Even when heralding the birth of the Saviour, Bosch can’t resist sending shivers down the spine

In Christian eschatology the Antichrist is a charlatan who uses magic tricks – like making dead thorns bloom – and money to deceive and corrupt the three kings of the world (rulers of the three known continents), thereby unleashing the turmoil that precedes the Second Coming. Over the head of the false prophet, a tuft of straw tied to the gable truss fans out in rays like a fake star, a shoddy knock-off of the celestial body announcing the genuine Saviour’s birth in the sky above. With his jester’s bell the Antichrist looks like a fool, but Bosch warns that we laugh at his wiles at our peril: he is as dangerous, he hints, as the unblinking owl in the shadow of the gable above his head with the lizard in its claws.

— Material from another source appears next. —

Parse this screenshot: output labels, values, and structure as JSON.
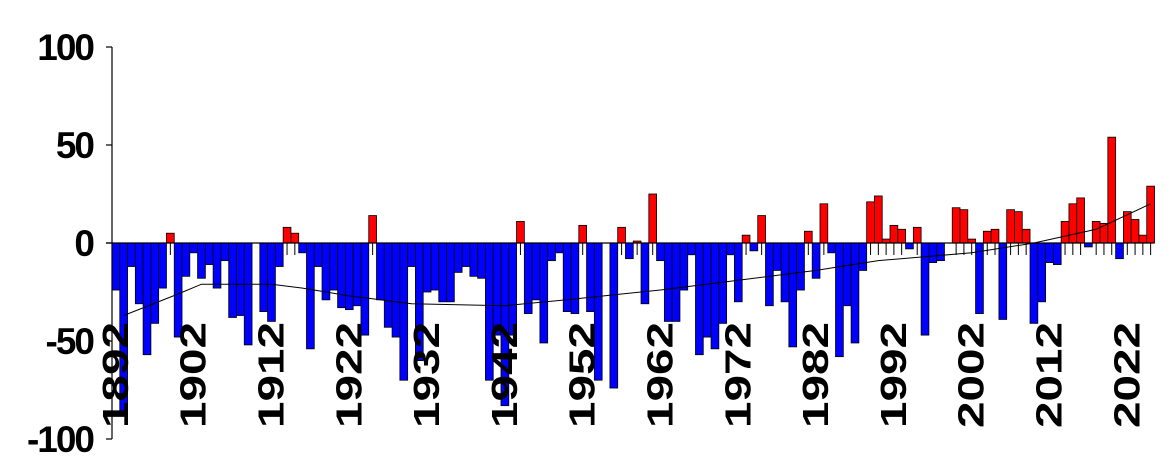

Not content with admitting this spectre to the Nativity feast, Bosch even dares to cast shreds of doubt on the three kings. Their attitudes are respectful and their gifts are scripturally on-message, but the devil is in the detail. Caspar’s gold ornament portrays the sacrifice of Isaac, prefiguring Christ’s sacrifice on the Cross, but it stands on a base supported by toads. Balthasar’s pot of myrrh is decorated with an image of the peace-making Abner kneeling before David, and the phoenix perched on its lid with a pomegranate seed in its beak is a portent of the Resurrection, but the border of his page’s robe is embroidered with the demonic motif of a fish with legs – the only monster to appear in the picture. Bosch doesn’t let us forget that the kings are pagan, and they’re not the only ones under suspicion. The behaviour of the shepherds – also added as afterthoughts, like the Antichrist – seen scrambling up a tree and clambering onto the roof for a better view, is less than reverential. They haven’t come to adore the Christ Child; they’ve come to gawp. Only one, peering through a hole in the stable wall with a grave expression, seems to have grasped the momentousness of the occasion.

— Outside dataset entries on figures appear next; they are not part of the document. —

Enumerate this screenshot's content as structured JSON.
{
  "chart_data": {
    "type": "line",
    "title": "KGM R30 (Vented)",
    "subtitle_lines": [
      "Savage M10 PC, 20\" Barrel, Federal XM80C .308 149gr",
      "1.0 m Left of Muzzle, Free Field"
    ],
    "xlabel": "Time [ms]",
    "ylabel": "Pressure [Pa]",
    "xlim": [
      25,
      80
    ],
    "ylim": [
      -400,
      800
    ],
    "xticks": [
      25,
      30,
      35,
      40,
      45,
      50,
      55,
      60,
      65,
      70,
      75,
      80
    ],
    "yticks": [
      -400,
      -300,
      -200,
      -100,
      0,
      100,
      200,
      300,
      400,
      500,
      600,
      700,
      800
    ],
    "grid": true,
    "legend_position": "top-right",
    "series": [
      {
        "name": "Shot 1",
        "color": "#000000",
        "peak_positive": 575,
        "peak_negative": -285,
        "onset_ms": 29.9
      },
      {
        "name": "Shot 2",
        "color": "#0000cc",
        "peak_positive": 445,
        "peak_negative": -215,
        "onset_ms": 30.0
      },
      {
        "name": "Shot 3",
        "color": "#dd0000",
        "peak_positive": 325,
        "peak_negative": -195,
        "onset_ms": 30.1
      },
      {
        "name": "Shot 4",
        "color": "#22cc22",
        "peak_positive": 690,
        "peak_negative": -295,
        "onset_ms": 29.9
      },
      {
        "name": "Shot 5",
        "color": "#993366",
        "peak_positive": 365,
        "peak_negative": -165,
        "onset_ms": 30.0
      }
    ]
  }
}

These disrespectful yokels aren’t even good shepherds: they’ve left a sheep at the mercy of two wolves, seen mauling a man and pursuing a woman in the background landscape on the triptych’s right wing. The miracle taking place outside this stable hasn’t permeated to the wider world. On the left wing, behind the figure of Joseph, a Hammer-Horror gothic arch topped by a hand-standing frog leads to a field where ribald peasants dance rambunctiously. From the posture of one peasant and his partner’s reaction, you’d swear he was exposing himself (if so, he must be the only flasher in an altarpiece). In the centre, behind the stable’s pitched roof, a monkey riding a mule is pulled towards an inn identified as a brothel by the swan on its banner. Christ may be born in Bethlehem, but life goes on.

On either side of the roof, meanwhile, two bands of warriors advance from opposing directions; another band rides out from the cover of a hill behind. Unlike the traditional trains of attendants attending to the three kings, these armed bands are clearly looking for a fight. Some historians have identified them as Herod’s soldiers out looking for the baby Jesus, but they could also represent the warrior hordes heading for the final showdown at the end of days: the ‘kings of the earth, and their armies’ from Revelation. On the far horizon, behind a high wall, glimmers a weird and wonderful vision of the Heavenly Jerusalem. It’s a long way there, over desert terrain roamed by wild beasts and marauding armies, but the hope is that, thanks to the miracle revealed to the three kings, humanity may eventually make it.

Bosch celebrates redemption, while reminding us that salvation is not in the bag. His ‘Adoration of the Magi’ is a morality panto with a warning message that the world is full of false prophets and tricksters – the Devil’s emissaries are present even at the Epiphany. You feel like shouting to his three kings: ‘Look out, they’re behind you!’